Add to that, the travel case is really best suited to taller parents and caregivers, too. I can’t carry mine unless I have my elbow bend at a 90 degree angle – otherwise it would drag on the ground.
Overall, I think the Bugaboo Stardust is an excellent, compact pack and play, but it falls short as a true travel crib. The travel case is large, and may pose some challenges with airlines upon check-in, given it’s slightly larger than standard-sized luggage (many airlines are graceful with new parents traveling with baby gear, but it’s a risk). It’s also heavier and harder to transport than competitive travel cribs (BabyBjorn and Guava Lotus).
However, as a compact playard to use at home or the occasional trip to a family or friend across town, I think the Stardust excels. It’s especially well-suited to families living in small spaces or apartments, given the narrower design, and it could work as a bedside sleeper for an infant who can still sleep safely in the bassinet attachment, based on Bugaboo’s safety guidelines. The extremely quick pop-open and collapse system of setting up the Stardust is notable, especially in a product category that is full of pack and plays that are notoriously difficult to set up and collapse.
No, the Bugaboo Stardust is too large to fit in a suitcase. When folded, the Bugaboo Stardust measures 25.6″ L x 5.5″ wide x 33.5″ high. If you put it in the carrying case, it’s even bigger, measuring 33.5″ L x 4″ W x 24.75″ H (when measured along the longest/widest/tallest parts).
Yes, you can bring the Bugaboo Stardust playard on a plane. For major US carriers, it will borderline fit as a standard piece of checked luggage. For most US domestic airlines, a standard checked bag can measure 62″ (length + width + height). My Stardust measures 63″ when added together, measuring at the longest/widest/tallest spots. However, there are also narrowed points on the case, which is why I think it’s borderline for standard checked luggage.

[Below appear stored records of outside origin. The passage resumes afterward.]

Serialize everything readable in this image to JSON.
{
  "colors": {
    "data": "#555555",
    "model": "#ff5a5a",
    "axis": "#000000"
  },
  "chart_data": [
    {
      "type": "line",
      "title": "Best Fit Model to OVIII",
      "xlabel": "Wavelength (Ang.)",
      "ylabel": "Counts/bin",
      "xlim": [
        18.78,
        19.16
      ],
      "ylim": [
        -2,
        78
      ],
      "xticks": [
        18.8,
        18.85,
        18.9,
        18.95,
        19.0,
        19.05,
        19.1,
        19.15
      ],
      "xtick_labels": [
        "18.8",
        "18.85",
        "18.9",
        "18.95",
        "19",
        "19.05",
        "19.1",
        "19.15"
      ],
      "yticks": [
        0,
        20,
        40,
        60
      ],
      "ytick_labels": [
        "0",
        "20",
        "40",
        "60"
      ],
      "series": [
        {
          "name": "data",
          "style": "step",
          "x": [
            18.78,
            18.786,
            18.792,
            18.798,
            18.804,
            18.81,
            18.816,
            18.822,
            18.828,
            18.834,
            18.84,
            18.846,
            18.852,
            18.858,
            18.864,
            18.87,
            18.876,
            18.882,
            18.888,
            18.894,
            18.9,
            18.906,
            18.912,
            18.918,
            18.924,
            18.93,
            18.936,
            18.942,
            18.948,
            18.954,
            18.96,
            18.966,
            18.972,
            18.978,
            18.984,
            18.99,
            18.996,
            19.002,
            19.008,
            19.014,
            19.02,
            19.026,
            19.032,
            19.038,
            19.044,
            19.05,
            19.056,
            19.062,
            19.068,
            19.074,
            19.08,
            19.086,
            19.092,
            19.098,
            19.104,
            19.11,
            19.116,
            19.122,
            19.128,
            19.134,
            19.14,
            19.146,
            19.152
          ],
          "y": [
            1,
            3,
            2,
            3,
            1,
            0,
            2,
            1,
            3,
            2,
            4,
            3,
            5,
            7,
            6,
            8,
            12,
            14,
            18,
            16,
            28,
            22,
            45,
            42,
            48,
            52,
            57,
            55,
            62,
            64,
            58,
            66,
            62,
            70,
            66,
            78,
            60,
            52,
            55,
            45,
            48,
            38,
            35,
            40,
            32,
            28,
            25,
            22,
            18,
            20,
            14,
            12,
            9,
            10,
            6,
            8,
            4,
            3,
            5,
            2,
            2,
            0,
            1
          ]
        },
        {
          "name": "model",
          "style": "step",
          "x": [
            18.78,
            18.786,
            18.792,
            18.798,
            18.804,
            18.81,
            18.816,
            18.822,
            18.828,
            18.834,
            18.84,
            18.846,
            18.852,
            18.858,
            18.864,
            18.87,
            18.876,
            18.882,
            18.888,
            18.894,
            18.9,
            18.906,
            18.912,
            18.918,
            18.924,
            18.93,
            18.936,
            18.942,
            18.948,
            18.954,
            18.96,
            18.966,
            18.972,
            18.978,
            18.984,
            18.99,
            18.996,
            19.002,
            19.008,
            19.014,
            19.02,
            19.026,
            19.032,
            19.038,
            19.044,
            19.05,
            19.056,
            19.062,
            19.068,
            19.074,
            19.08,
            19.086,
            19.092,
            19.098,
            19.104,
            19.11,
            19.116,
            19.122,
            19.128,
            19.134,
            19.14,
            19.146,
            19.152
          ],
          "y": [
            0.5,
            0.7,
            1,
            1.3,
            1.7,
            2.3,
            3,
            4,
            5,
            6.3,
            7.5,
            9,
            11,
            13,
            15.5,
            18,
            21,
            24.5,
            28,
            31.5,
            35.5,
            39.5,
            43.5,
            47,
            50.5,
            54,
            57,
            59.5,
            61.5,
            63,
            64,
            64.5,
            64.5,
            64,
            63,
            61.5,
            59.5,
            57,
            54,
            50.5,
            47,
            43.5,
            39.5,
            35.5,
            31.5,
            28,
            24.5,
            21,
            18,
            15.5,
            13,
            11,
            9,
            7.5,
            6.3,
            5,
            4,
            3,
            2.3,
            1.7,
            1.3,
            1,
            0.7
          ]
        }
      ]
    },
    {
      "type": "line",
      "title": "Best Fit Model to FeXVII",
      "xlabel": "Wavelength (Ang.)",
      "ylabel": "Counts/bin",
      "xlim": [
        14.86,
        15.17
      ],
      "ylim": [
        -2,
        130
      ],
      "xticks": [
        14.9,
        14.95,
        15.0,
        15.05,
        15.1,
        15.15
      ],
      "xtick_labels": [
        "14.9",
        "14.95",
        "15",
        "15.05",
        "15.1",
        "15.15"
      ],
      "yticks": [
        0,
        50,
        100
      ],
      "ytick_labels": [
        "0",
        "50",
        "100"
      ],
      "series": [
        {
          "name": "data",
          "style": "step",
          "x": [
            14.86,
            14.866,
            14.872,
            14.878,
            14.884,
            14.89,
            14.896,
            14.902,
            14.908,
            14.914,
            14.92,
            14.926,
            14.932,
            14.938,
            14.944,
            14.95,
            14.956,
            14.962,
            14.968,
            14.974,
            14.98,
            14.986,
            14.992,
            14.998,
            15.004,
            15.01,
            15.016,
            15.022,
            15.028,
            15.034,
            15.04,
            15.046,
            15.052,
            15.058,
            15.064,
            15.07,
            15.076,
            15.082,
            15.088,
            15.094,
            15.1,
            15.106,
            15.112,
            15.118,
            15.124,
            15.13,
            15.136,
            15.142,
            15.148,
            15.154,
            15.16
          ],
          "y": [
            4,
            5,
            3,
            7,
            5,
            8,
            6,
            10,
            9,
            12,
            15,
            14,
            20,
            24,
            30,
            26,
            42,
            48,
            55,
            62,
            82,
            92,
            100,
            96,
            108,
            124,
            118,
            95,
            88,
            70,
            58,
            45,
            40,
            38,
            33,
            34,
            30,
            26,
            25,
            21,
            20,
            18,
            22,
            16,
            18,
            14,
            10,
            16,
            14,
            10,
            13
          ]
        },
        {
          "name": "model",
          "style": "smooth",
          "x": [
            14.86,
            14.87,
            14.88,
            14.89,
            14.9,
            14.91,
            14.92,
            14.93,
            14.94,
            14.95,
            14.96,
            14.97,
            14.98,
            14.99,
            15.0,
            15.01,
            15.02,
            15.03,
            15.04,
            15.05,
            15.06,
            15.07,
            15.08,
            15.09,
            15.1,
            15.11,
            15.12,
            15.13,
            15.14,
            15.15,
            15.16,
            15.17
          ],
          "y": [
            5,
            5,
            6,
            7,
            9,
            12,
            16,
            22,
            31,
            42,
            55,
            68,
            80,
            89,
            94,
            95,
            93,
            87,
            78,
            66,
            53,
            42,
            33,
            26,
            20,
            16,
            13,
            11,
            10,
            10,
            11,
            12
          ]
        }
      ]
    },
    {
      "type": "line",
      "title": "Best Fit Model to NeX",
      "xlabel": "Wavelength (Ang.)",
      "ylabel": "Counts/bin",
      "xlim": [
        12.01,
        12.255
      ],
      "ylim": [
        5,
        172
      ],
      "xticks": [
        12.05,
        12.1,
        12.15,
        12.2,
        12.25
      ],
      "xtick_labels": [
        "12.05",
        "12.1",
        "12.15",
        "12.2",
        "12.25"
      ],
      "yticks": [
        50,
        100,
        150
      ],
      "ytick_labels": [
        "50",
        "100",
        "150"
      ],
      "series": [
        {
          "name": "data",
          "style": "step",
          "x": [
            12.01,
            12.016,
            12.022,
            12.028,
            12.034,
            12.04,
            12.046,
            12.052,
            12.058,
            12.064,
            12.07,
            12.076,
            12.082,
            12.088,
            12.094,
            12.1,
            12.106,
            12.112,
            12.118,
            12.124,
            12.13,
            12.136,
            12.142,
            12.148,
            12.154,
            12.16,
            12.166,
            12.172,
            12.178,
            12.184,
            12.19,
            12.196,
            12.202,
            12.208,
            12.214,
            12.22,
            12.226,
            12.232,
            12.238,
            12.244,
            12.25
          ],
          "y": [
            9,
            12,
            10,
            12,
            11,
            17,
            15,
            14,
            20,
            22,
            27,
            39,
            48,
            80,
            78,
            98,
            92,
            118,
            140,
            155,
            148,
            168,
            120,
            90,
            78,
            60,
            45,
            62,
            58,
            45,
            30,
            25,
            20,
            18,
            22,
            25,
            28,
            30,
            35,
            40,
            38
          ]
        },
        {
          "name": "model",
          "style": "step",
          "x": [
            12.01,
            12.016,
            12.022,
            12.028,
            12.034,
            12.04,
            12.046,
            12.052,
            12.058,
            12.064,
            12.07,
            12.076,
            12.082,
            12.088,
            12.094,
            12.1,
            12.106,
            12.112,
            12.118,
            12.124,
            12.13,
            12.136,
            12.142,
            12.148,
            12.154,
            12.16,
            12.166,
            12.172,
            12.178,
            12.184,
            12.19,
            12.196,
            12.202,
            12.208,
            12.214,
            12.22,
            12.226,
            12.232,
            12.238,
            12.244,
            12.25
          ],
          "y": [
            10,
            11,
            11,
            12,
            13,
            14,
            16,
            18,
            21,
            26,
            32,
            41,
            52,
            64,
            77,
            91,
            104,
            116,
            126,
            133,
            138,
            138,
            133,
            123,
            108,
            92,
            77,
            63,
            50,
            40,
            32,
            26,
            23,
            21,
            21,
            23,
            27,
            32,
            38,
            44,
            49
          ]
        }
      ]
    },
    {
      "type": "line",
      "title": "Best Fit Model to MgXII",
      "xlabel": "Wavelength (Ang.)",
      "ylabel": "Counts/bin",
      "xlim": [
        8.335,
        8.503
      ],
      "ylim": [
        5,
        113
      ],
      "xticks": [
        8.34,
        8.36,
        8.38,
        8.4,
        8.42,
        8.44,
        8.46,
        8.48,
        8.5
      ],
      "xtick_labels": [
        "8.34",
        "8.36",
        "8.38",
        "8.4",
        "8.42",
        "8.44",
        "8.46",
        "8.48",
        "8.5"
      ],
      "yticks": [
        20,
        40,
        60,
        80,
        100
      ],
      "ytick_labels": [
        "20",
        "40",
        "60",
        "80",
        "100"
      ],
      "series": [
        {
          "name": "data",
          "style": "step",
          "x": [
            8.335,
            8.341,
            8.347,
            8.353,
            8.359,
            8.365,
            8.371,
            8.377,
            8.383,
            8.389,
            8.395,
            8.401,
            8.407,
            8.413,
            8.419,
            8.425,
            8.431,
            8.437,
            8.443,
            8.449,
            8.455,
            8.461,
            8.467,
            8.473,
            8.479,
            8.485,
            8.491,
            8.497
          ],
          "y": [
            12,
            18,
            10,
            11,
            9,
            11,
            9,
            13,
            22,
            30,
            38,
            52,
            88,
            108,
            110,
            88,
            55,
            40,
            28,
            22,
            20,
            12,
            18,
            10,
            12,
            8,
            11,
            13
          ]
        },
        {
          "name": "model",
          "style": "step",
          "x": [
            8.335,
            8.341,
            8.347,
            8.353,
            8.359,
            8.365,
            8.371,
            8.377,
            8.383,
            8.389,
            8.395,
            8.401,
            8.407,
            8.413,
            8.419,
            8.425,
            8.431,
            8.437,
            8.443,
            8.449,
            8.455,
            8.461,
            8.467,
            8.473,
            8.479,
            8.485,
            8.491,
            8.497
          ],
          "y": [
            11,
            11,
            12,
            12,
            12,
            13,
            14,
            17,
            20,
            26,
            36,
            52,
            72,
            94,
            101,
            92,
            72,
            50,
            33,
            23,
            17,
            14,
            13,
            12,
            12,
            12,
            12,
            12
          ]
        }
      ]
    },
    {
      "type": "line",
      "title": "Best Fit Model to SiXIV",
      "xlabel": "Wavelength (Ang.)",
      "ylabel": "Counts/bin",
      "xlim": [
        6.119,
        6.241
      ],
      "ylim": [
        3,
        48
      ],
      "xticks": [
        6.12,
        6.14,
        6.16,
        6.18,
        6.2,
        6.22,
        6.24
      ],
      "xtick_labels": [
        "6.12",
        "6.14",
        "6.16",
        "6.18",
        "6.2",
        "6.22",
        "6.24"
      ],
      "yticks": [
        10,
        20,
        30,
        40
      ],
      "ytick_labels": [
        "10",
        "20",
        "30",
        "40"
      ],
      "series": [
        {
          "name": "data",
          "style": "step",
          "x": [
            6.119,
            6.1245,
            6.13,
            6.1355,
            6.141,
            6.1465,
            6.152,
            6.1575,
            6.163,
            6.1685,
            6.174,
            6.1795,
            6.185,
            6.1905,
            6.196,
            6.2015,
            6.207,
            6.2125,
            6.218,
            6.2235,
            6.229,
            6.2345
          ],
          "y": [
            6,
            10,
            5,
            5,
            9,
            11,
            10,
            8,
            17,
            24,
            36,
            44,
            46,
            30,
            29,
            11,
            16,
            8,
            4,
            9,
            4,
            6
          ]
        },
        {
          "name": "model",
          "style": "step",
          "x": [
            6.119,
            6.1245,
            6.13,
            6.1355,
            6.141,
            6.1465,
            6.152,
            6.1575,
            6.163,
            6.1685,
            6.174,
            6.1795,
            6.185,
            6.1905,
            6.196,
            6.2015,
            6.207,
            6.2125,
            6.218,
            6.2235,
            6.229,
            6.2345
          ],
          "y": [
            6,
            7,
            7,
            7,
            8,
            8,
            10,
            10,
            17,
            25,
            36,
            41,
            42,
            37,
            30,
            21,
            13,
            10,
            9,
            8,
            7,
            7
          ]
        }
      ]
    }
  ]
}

The Bugabook Stardust fabric is easy to remove using a zipper and velcro system. On the narrow ends of the play yard, unzip the mesh panels fully (4 zippers in total to unzip). Still working on the narrow ends of the frame, find the red velcro straps under the overhanging fabric along the top railing, and unstrap them. Along the long edges, there are two black velcro straps in the middle of the top railing on each side – unstrap those on both sides. Tip the frame up on one end to reveal the bottom, and you’ll find some more velcro to unstrap the fabric from the base of the play yard. Once the fabric is removed, you can machine wash it using a gentle detergent on a warm water cycle, and hang to dry fully before reassembling. Use a damp cloth to wipe down the frame as needed, and dry it with a clean, dry rag. Check your user manual before washing, as directions may change from model to model.
The Bugaboo Stardust bassinet attachment has a weight limit of 19.8 lbs, or whenever your baby can push up on their hands and knees (whichever comes first). The play yard has a weight limit of 33 lbs or two years old. While it’s generally okay to use a pack and play once your baby starts standing in it, you should discontinue use of a pack and play before they start trying to climb out to prevent injury.